One of the key hallmarks of cancer is the deregulated levels of cellular metabolism of cancer, which Icosagen aims to tackle by improving the specificity of antibodies towards targets. Many small molecule inhibitors that have been developed show preclinical efficacy but lack the desired specificity to have a therapeutic window. Ustav explained that antibodies have a better PK compared to small molecules.
The team decided to target GLUT1: GLUT1 is a transmembrane protein commonly overexpressed in many cancers. Ustav stated: “The design objective that we had was to develop highly specific inhibitors of GLUT1, evaluate the effects as a combination of therapy with some approved or clinically evaluated small molecule drugs in order to switch off multiple potential metabolic pathways and confirm that there is a therapeutic window within these this combination therapy.”
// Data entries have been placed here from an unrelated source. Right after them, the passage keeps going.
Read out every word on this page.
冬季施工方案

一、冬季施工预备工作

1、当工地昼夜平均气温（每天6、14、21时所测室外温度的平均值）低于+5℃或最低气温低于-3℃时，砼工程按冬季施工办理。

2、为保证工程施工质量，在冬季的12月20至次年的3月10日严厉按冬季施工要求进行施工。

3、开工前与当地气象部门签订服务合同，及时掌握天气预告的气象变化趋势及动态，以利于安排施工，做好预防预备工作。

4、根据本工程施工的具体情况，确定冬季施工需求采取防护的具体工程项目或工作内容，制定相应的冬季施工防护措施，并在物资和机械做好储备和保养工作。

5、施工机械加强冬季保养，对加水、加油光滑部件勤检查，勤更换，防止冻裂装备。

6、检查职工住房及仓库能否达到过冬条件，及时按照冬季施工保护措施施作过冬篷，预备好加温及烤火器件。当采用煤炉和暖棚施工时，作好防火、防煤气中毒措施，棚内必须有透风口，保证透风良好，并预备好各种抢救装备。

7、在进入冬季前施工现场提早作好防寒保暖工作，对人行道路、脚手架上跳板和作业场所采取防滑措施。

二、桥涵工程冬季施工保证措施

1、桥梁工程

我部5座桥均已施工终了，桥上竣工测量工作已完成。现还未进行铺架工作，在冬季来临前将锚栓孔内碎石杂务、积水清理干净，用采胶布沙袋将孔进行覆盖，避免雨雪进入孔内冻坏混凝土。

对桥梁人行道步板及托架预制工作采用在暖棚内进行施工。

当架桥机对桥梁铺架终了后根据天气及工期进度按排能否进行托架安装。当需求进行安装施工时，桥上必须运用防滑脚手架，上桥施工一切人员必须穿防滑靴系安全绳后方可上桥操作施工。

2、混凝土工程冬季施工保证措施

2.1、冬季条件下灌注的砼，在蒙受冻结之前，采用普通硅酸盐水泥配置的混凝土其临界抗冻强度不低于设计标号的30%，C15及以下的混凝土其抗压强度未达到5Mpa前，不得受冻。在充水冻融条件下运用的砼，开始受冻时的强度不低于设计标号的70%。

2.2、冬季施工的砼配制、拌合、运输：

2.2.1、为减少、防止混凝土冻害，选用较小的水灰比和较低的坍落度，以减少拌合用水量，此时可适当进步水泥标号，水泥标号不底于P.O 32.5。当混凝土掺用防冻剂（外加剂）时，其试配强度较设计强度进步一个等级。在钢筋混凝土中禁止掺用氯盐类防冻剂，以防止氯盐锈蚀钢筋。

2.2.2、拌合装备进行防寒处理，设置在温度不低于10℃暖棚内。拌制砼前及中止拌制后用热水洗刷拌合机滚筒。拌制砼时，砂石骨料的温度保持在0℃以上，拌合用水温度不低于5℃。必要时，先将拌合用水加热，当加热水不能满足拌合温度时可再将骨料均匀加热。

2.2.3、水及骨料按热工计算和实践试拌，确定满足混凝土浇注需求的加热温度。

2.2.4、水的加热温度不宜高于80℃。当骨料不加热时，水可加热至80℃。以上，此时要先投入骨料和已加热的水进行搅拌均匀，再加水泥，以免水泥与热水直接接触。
The antibodies developed against GLUT1 inhibit glucose uptake in cancer cells, potentially limiting cancer cell proliferation. Ustav uncovered that combining GLUT1 inhibitors with OXPHOS inhibitors creates a synergistic effect in diminishing cancer cell proliferation.
The study then investigated the efficacy of combination therapy in reducing cancer cell proliferation in animal models. However, several antibodies displayed severe toxicity whereas others like ICO-33 were well tolerated. The usefulness of combined therapy was confirmed in a MIAPACA-2 xenograft animal model. This data showed that where individual drugs had no impact, the combination therapy effectively reduced cancer cell proliferation. Currently, Ustav and his team are looking to distinguish between GLUT1 expressed on cancer cells and the blood-brain barrier to minimise toxicity.
In conclusion, Icosagen's VLP-based antigen display platform has proven effective in antibody discovery campaigns. Finally, with more toxicity studies, the combination therapy targeting cancer cell metabolism could offer a promising way forward for combatting hypoxic tumours.